Grandpap Sam's favorite grandchild,
Jodi...owner of The Simple Laugh (a trendy web store that does not sell slippers)

Tuesday, November 16, 2010

Remember November

The spirit of Halloween is back in its grave and our costumes were put away after a memorable night out in the city. The Cub Scout uniform and the Scooby Doo outfit can be found neatly tucked away in an orange bin with a black lid. Color-coded organization. That's how I roll with synesthesia. It's all about color.

The following day we found ourselves at Old Navy. My fiance was looking for new Fall clothes for work, while I found myself uninterested in searching for work-from-home digs. There is no need to impress the dog, the cat, and the UPS man with pressed khakis and a button-down shirt each day. While creating unique products for The Simple Laugh, it's important to remember: comfort promotes creativity!
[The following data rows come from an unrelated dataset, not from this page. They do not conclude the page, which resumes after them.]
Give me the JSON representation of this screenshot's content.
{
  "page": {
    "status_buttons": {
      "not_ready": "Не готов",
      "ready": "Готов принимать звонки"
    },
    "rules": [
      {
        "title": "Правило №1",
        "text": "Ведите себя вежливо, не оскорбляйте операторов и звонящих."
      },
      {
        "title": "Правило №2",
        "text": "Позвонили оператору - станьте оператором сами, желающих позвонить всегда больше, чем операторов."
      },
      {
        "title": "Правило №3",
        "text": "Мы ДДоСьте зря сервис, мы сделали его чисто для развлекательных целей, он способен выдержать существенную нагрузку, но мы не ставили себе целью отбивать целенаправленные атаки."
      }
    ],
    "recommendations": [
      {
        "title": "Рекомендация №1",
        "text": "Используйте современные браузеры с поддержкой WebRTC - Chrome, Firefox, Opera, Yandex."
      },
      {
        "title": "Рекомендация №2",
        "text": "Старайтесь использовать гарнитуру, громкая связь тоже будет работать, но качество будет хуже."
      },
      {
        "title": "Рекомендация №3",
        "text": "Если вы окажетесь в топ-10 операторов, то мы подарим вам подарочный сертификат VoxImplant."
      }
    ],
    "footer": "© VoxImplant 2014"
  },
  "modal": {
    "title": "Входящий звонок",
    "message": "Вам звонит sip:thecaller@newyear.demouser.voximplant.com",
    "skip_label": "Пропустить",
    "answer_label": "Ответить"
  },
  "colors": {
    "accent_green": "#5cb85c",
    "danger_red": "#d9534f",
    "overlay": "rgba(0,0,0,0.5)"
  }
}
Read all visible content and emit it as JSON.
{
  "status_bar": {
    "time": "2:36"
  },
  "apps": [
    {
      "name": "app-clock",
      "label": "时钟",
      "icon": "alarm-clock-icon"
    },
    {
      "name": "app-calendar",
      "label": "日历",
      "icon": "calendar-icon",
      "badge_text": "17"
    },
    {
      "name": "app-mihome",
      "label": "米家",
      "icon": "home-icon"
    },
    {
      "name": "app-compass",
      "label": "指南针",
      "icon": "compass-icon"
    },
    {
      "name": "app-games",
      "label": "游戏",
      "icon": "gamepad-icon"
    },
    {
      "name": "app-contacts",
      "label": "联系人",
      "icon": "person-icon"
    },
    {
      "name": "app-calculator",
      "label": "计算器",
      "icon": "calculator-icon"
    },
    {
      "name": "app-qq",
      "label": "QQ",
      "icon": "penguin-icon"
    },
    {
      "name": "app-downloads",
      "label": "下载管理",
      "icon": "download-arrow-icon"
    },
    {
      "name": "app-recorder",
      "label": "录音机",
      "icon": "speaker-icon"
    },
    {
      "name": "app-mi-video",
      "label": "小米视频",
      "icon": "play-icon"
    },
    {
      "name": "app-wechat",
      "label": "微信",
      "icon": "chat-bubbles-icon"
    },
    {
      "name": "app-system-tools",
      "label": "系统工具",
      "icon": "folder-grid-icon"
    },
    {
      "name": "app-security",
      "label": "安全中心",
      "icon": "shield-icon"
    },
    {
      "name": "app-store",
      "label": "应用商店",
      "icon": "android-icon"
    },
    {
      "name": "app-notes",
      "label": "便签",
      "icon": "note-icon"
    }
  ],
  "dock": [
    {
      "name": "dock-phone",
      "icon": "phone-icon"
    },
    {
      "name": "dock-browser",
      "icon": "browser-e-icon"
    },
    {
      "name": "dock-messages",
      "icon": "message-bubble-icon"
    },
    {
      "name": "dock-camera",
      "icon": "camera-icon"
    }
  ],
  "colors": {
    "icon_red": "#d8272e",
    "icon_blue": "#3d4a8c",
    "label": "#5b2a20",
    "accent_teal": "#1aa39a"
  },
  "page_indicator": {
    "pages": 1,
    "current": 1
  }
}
With that in mind, I browsed through cozy pants and other be-your-own-boss clothes, when all of a sudden "Feliz Navidad" came piping through the store's sound system. NO!! It seemed like yesterday that I was just watching the Shrek Halloween special on TV, "Scared Shrekless". I can still see Gingy shooting jelly beans out of his bottom cookie.

What about Thanksgiving? What about the Pilgrims, the Macy's Thanksgiving Day Parade, and the turkey (or the "tofurky", in my vegan fiance's case)? What about Joey Tribbiani wearing Phoebe's maternity pants? What about the traditional Dallas Cowboys and Detroit Lions football games? With 2-7 records respectivley at this time, the turkey won't be the only thing suffering that day! And, what about Adam Sandler's "Thanksgiving Song"? Why isn't that song played in retail stores during the month of November?

Give us time to give thanks!

Now, I have to figure out what I'm wearing to the "Trans-Siberian Orchestra Winter Tour" performance in two days...while the first day of winter isn't for 38 more days. I might need to go back to Old Navy. In the words of Dr. Jack Shephard from "LOST"..."We have to go back! We have to go back!"

I guess I'd better prepare myself for more holiday jingles. Feliz Navidad.